Le blason est attaché à un homme, et non à un lieu. Quand pour la première fois un noble du nom de « de Creney » a choisi ce blason, rien ne prouve qu’il habitait Creney ni même qu’il y avait encore des droits.

Blason des Foissy

La famille de Foissy

En 1374, Jean de Foissy, écuyer, bailly de la Montagne, achète à Agnès de Clérey tous ses droits à Creney. Il rachète aussi les droits royaux, anciens droits du Comte de Champagne sur Creney. En 1378, il confie à Geoffroi de Piney, écuyer, une partie de ce domaine désignée sous le nom de « fief d’Enfer » comprenant une maison et ses dépendances.
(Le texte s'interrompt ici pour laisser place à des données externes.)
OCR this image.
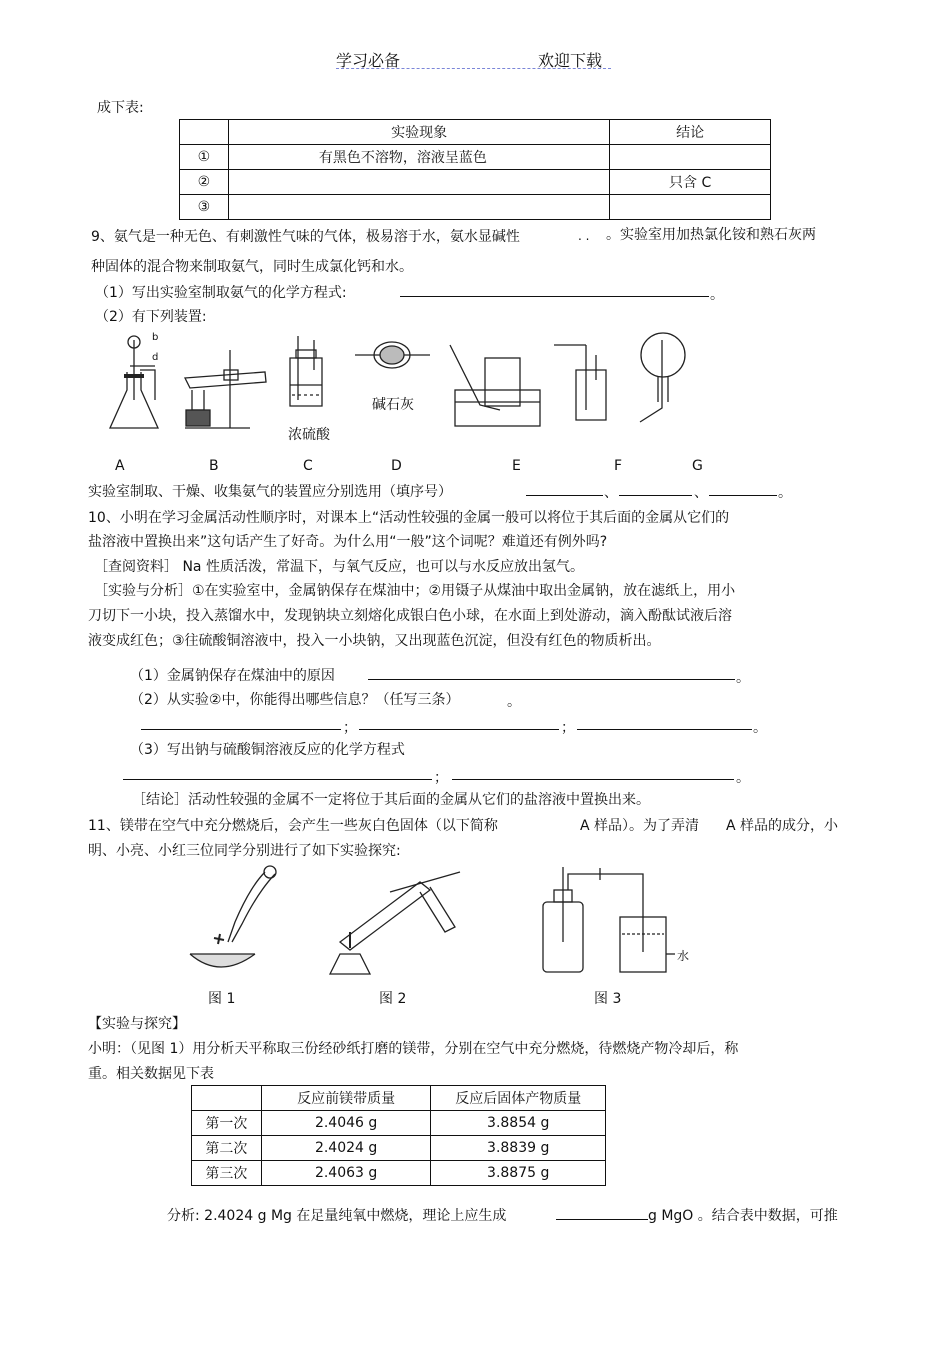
学习必备	欢迎下载
成下表:
	实验现象	结论
①	有黑色不溶物，溶液呈蓝色	
②		只含 C
③		
9、氨气是一种无色、有刺激性气味的气体，极易溶于水，氨水显碱性	. . 。实验室用加热氯化铵和熟石灰两
种固体的混合物来制取氨气，同时生成氯化钙和水。
（1）写出实验室制取氨气的化学方程式:	。
（2）有下列装置:
b
d
碱石灰
浓硫酸
A	B	C	D	E	F	G
实验室制取、干燥、收集氨气的装置应分别选用（填序号）	、	、	。
10、小明在学习金属活动性顺序时，对课本上“活动性较强的金属一般可以将位于其后面的金属从它们的
盐溶液中置换出来”这句话产生了好奇。为什么用“一般”这个词呢？难道还有例外吗?
［查阅资料］ Na 性质活泼，常温下，与氧气反应，也可以与水反应放出氢气。
［实验与分析］①在实验室中，金属钠保存在煤油中；②用镊子从煤油中取出金属钠，放在滤纸上，用小
刀切下一小块，投入蒸馏水中，发现钠块立刻熔化成银白色小球，在水面上到处游动，滴入酚酞试液后溶
液变成红色；③往硫酸铜溶液中，投入一小块钠，又出现蓝色沉淀，但没有红色的物质析出。
（1）金属钠保存在煤油中的原因	。
（2）从实验②中，你能得出哪些信息？（任写三条）	。
；	；	。
（3）写出钠与硫酸铜溶液反应的化学方程式
；	。
［结论］活动性较强的金属不一定将位于其后面的金属从它们的盐溶液中置换出来。
11、镁带在空气中充分燃烧后，会产生一些灰白色固体（以下简称	A 样品）。为了弄清 A 样品的成分，小
明、小亮、小红三位同学分别进行了如下实验探究:
水
图 1	图 2	图 3
【实验与探究】
小明：（见图 1）用分析天平称取三份经砂纸打磨的镁带，分别在空气中充分燃烧，待燃烧产物冷却后，称
重。相关数据见下表
	反应前镁带质量	反应后固体产物质量
第一次	2.4046 g	3.8854 g
第二次	2.4024 g	3.8839 g
第三次	2.4063 g	3.8875 g
分析: 2.4024 g Mg 在足量纯氧中燃烧，理论上应生成	g MgO 。结合表中数据，可推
Ce fief d’Enfer a été racheté par Henri de Foissy vers 1510.

Creney a appartenu à la famille de Foissy jusqu’en 1623, date de la mort du dernier du nom, sans héritier direct.

Membres de cette famille :

Jean de Foissy le Jeune, seigneur de Chamesson, capitaine de Chaource, lui succède (de 1400 à 1453).

Viennent ensuite Hugues de Foissy, seigneur en partie de Villemereuil, maître-veneur et maître-sergent des forêts d’Isle et de Chaource, puis son fils Henri, capitaine de Chaource. Gaucher, fils de Henri, gentilhomme de la maison du roi et son maître d’hôtel ordinaire. Enfin, Hélion, mort sans enfants.

Charles Lescot, neveu de Hélion, revend tous ses droits en 1643, à Hug de Meung de La Ferté : les enfants de ce dernier revendent en 1672 à Louis II de Vienne, seigneur de Géraudot. Creney appartiendra à cette famille jusqu’à la Révolution. L’acte passé devant Rousselot notaire à Troyes mentionne château seigneurial, jardins, enclos, terres, moulin à vent, justice haute moyenne et basse, pressoir…

La famille de Vienne

Louis II de Vienne était lieutenant particulier au bailliage de Troyes.

Son fils Pierre de Vienne était seigneur en partie d’Argentolle, conseiller duc au Parlement de Paris, abbé de Saint Martin ès Aires.

Louis III de Vienne, frère de Pierre, était conseiller d’honneur en la grand chambre du Parlement.

Charlotte-Elisabeth de Vienne, sa fille, épouse Jean Baptiste Fleuriot, comte de Morville, ministre d’état.

Marguerite-Charlotte Fleuriot de Morville, leur fille, épouse Pierre-Emmanuel, marquis de Crussol.

De Vienne

Fleuriau de Morville

De Crussol d’Uzès

Ces familles qui possédaient de vastes domaines ( Géraudot, Lesmont… ) vivaient sans doute plus souvent à Paris ou à Versailles que dans notre région. Elles ne se désintéressaient cependant pas de Creney, et cherchaient à valoriser les terres en y appliquant les idées de progrès développées à cette époque : en témoigne l’assèchement du marais dont il sera question plus loin. Après la Révolution, il est souvent fait mention des terres de la Citoyenne Crussol…

Seigneurs usufruitiers :

La famille de Vienne louait le château de Creney, les biens et les droits qui y étaient attachés afin d’en tirer un revenu. Ainsi, en 1734 le domaine est loué, pour sa vie et celle de sa femme, à Claude Meallet, procureur du roi en la maîtrise des Eaux et Forêts de Troyes. L’acte du notaire indique un vieux château, basse cour et bâtiments pour le logement d’un fermier, les terres de la ferme du château soit 155 arpents, un gagnage (pâturage) de 83 arpents près de l’église, d’autres gagnages de 96 arpents, 40, 20, 19, 14, 11, 3, 1..., une vigne de 1, 95 arpents ( non louée ), soit au total 437 arpents de terres

( Dans l’Aube, 1 arpent correspond à 43 ares, ce qui donne un domaine agricole d’environ 180 hectares ! ). En prime, Meallet disposait d’un saussaie

( terrain planté de saules ) lieudit la rue d’Enfer, de revenus sur le moulin à vent, sur la maison « Beuve », du droit de pêche et de chasse dans l’étendue du marais de Creney, du droit de haute, moyenne et basse justice. Bien qu’étant seulement locataire, il décide de se faire construire un nouveau château, ce qui est raconté dans un autre chapitre…

En 1777, c’est Antoine-Gaspard Darancy, ancien exempt des Gardes du Corps, qui est dit seigneur usufruitier de Creney, demeurant en son château dudit lieu.